The Court found that the petitioner’s injuries were compensable because she worked in a high crime area which included gang activity and struggles for turf. Petitioner was required to work nights and weekends when most of this activity took place. She performed her duties near floor to ceiling windows. Statistics demonstrated that the location of her employment was in one of the more violent crime districts in Chicago. Respondent’s expert testified that petitioner was exposed to the same risks as the customers inside the restaurant. The Court found this unpersuasive noting that a broad section of the public must be considered when evaluating whether the petitioner was exposed to a neutral risk greater than that of the general public. It is not enough to limit the evaluation to a locality, neighborhood or area. The Court re-affirmed Illinois’ rejection of the positional risk doctrine. The injury was not compensable just because the employee was at work. Rather, the petitioner was exposed to an increased risk of injury given increased crime in the area.

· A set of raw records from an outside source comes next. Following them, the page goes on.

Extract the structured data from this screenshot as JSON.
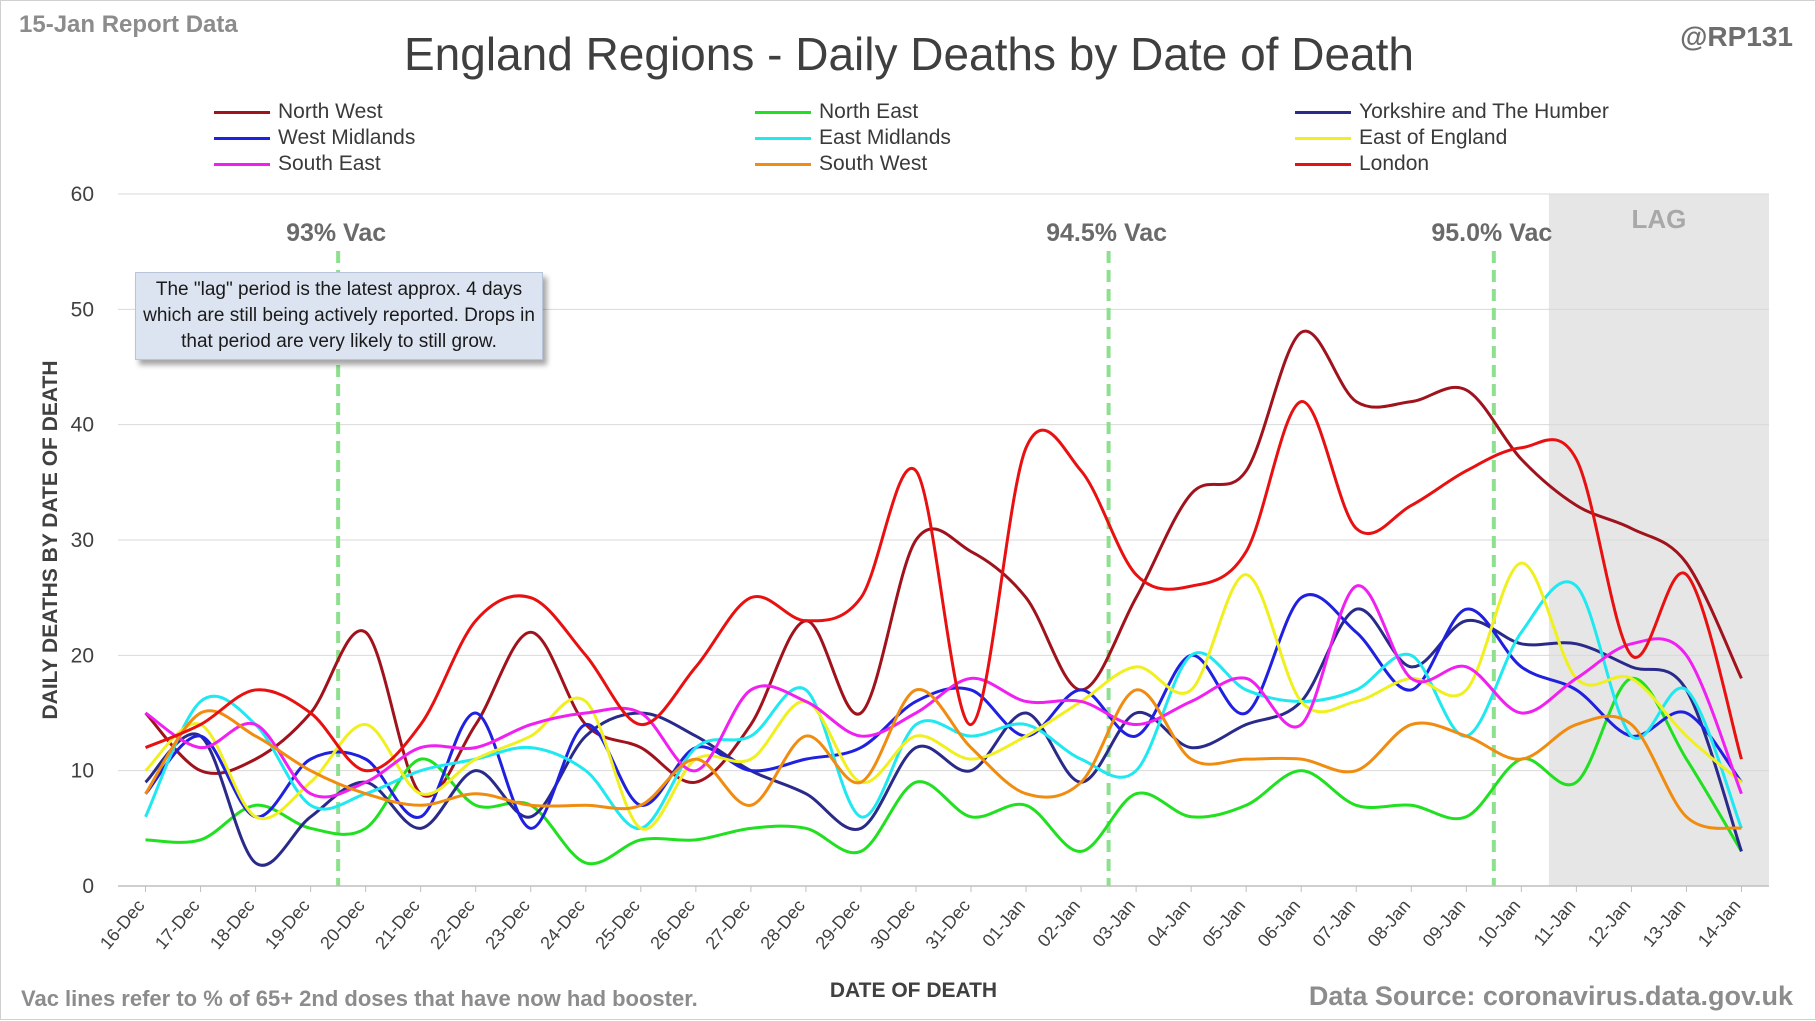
{
  "header": {
    "report_tag": "15-Jan Report Data",
    "handle": "@RP131",
    "title": "England Regions - Daily Deaths by Date of Death"
  },
  "footer": {
    "note": "Vac lines refer to % of 65+ 2nd doses that have now had booster.",
    "source": "Data Source: coronavirus.data.gov.uk"
  },
  "callout": {
    "text": "The \"lag\" period is the latest approx. 4 days which are still being actively reported.  Drops in that period are very likely to still grow."
  },
  "chart_data": {
    "type": "line",
    "title": "England Regions - Daily Deaths by Date of Death",
    "xlabel": "DATE OF DEATH",
    "ylabel": "DAILY DEATHS BY DATE OF DEATH",
    "ylim": [
      0,
      60
    ],
    "yticks": [
      0,
      10,
      20,
      30,
      40,
      50,
      60
    ],
    "grid": true,
    "legend_position": "top",
    "categories": [
      "16-Dec",
      "17-Dec",
      "18-Dec",
      "19-Dec",
      "20-Dec",
      "21-Dec",
      "22-Dec",
      "23-Dec",
      "24-Dec",
      "25-Dec",
      "26-Dec",
      "27-Dec",
      "28-Dec",
      "29-Dec",
      "30-Dec",
      "31-Dec",
      "01-Jan",
      "02-Jan",
      "03-Jan",
      "04-Jan",
      "05-Jan",
      "06-Jan",
      "07-Jan",
      "08-Jan",
      "09-Jan",
      "10-Jan",
      "11-Jan",
      "12-Jan",
      "13-Jan",
      "14-Jan"
    ],
    "lag_region": {
      "label": "LAG",
      "from": "11-Jan",
      "to": "14-Jan"
    },
    "vac_lines": [
      {
        "label": "93% Vac",
        "at": "19-Dec"
      },
      {
        "label": "94.5% Vac",
        "at": "02-Jan"
      },
      {
        "label": "95.0% Vac",
        "at": "09-Jan"
      }
    ],
    "series": [
      {
        "name": "North West",
        "color": "#a0121c",
        "values": [
          15,
          10,
          11,
          15,
          22,
          8,
          14,
          22,
          14,
          12,
          9,
          14,
          23,
          15,
          30,
          29,
          25,
          17,
          25,
          34,
          36,
          48,
          42,
          42,
          43,
          37,
          33,
          31,
          28,
          18
        ]
      },
      {
        "name": "North East",
        "color": "#20e020",
        "values": [
          4,
          4,
          7,
          5,
          5,
          11,
          7,
          7,
          2,
          4,
          4,
          5,
          5,
          3,
          9,
          6,
          7,
          3,
          8,
          6,
          7,
          10,
          7,
          7,
          6,
          11,
          9,
          18,
          11,
          3
        ]
      },
      {
        "name": "Yorkshire and The Humber",
        "color": "#2a2a8a",
        "values": [
          9,
          13,
          2,
          6,
          9,
          5,
          10,
          6,
          13,
          15,
          13,
          10,
          8,
          5,
          12,
          10,
          15,
          9,
          15,
          12,
          14,
          16,
          24,
          19,
          23,
          21,
          21,
          19,
          17,
          3
        ]
      },
      {
        "name": "West Midlands",
        "color": "#2020e0",
        "values": [
          8,
          13,
          6,
          11,
          11,
          6,
          15,
          5,
          14,
          7,
          12,
          10,
          11,
          12,
          16,
          17,
          13,
          17,
          13,
          20,
          15,
          25,
          22,
          17,
          24,
          19,
          17,
          13,
          15,
          9
        ]
      },
      {
        "name": "East Midlands",
        "color": "#20e8f0",
        "values": [
          6,
          16,
          14,
          7,
          8,
          10,
          11,
          12,
          10,
          5,
          12,
          13,
          17,
          6,
          14,
          13,
          14,
          11,
          10,
          20,
          17,
          16,
          17,
          20,
          13,
          22,
          26,
          13,
          17,
          5
        ]
      },
      {
        "name": "East of England",
        "color": "#f0f020",
        "values": [
          10,
          14,
          6,
          9,
          14,
          8,
          11,
          13,
          16,
          5,
          11,
          11,
          16,
          9,
          13,
          11,
          13,
          16,
          19,
          17,
          27,
          16,
          16,
          18,
          17,
          28,
          18,
          18,
          13,
          9
        ]
      },
      {
        "name": "South East",
        "color": "#f020f0",
        "values": [
          15,
          12,
          14,
          8,
          9,
          12,
          12,
          14,
          15,
          15,
          10,
          17,
          16,
          13,
          15,
          18,
          16,
          16,
          14,
          16,
          18,
          14,
          26,
          18,
          19,
          15,
          18,
          21,
          20,
          8
        ]
      },
      {
        "name": "South West",
        "color": "#f08c10",
        "values": [
          8,
          15,
          13,
          10,
          8,
          7,
          8,
          7,
          7,
          7,
          11,
          7,
          13,
          9,
          17,
          12,
          8,
          9,
          17,
          11,
          11,
          11,
          10,
          14,
          13,
          11,
          14,
          14,
          6,
          5
        ]
      },
      {
        "name": "London",
        "color": "#e81010",
        "values": [
          12,
          14,
          17,
          15,
          10,
          14,
          23,
          25,
          20,
          14,
          19,
          25,
          23,
          25,
          36,
          14,
          38,
          36,
          27,
          26,
          29,
          42,
          31,
          33,
          36,
          38,
          37,
          20,
          27,
          11
        ]
      }
    ]
  }
}
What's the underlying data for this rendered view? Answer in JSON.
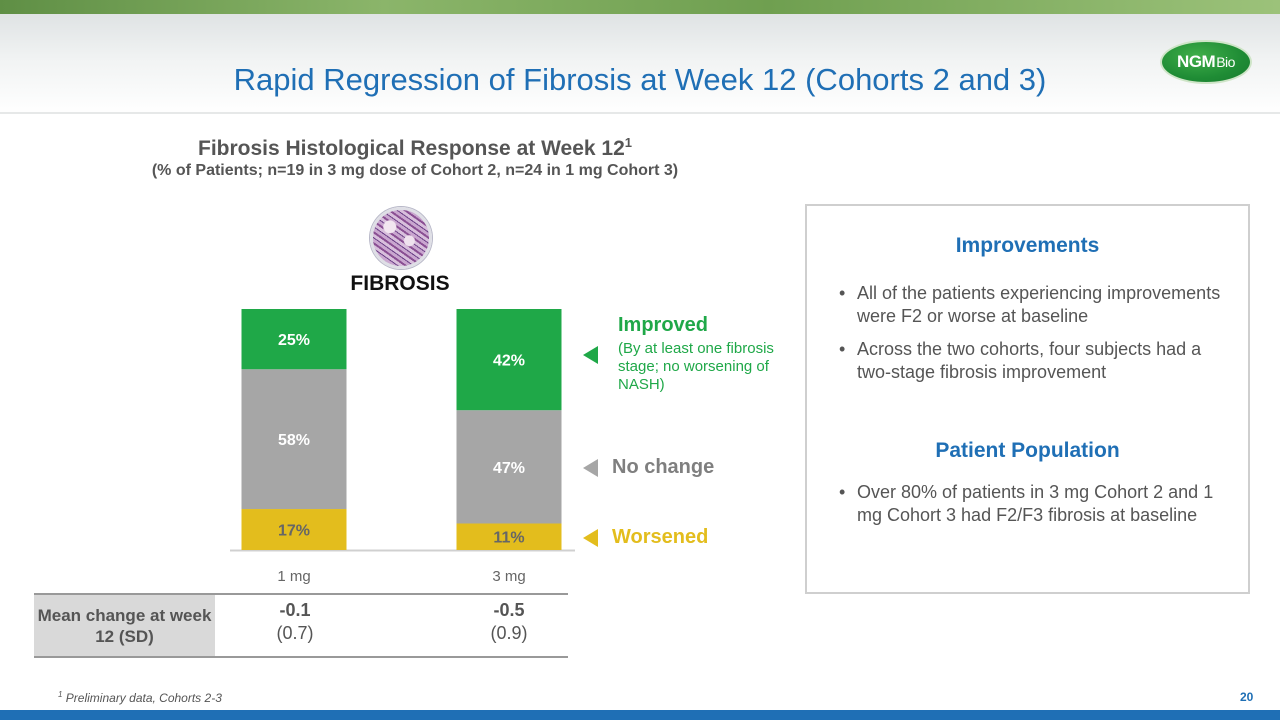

This case suggests that the courts are gravitating towards acceptance of the positional risk doctrine. Yet, the courts still emphasize that it is not the law. Cases which implicitly invoke the positional risk doctrine should be challenged. It is the petitioner’s burden to demonstrate the existence of the employment related risk.

Failed Fusion Claim Compensable Despite Petitioner’s Continued Smoking

In Global Products v. Hall. 2009 WL 1620461 (1st Dist. 2009), a petitioner fell at work. He injured his back resulting in two fusions. The fusions failed. Respondent’s examining physician testified that petitioner’s smoking led to the failure of the fusions. Benefits were awarded for the failed fusion. On appeal, respondent urged the court that it find that petitioner’s continued smoking after the fusions constituted an injurious practice. Respondent also argued that petitioner’s continued smoking led to the failure of the fusions and his failure to quit represented an intervening cause. The Court rejected respondent’s argument. The Court stated that an employer takes its employees as it find them. Petitioner smoked prior to the accident. The fusions (that ultimately failed) would not have been necessary had it not been for the fall. The evidence was not sufficient to break the causal connection chain.

Regarding injurious practices, the Court found respondent’s evidence insufficient. Whether petitioner’s action is an injurious practice under section 19(d) of the Act is a question of fact and will not be disturbed unless the Commission abused it discretion. The petitioner testified that he attempted to quit smoking. There was no evidence that he deliberately attempted to retard his recovery by continuing to smoke. In other words, petitioner continued to smoke in spite of its potential impact on his recovery, not because of it.

Smoking can complicate recovery efforts under most circumstances. This is especially true in cases involving spinal injuries. Significant evidence demonstrating that a petitioner deliberately ignored recommendations or failed to take steps to quit smoking may help in reaching a decision different from the one above. This type of evidence can be developed with the assistance of an examining physician and a rehabilitation plan.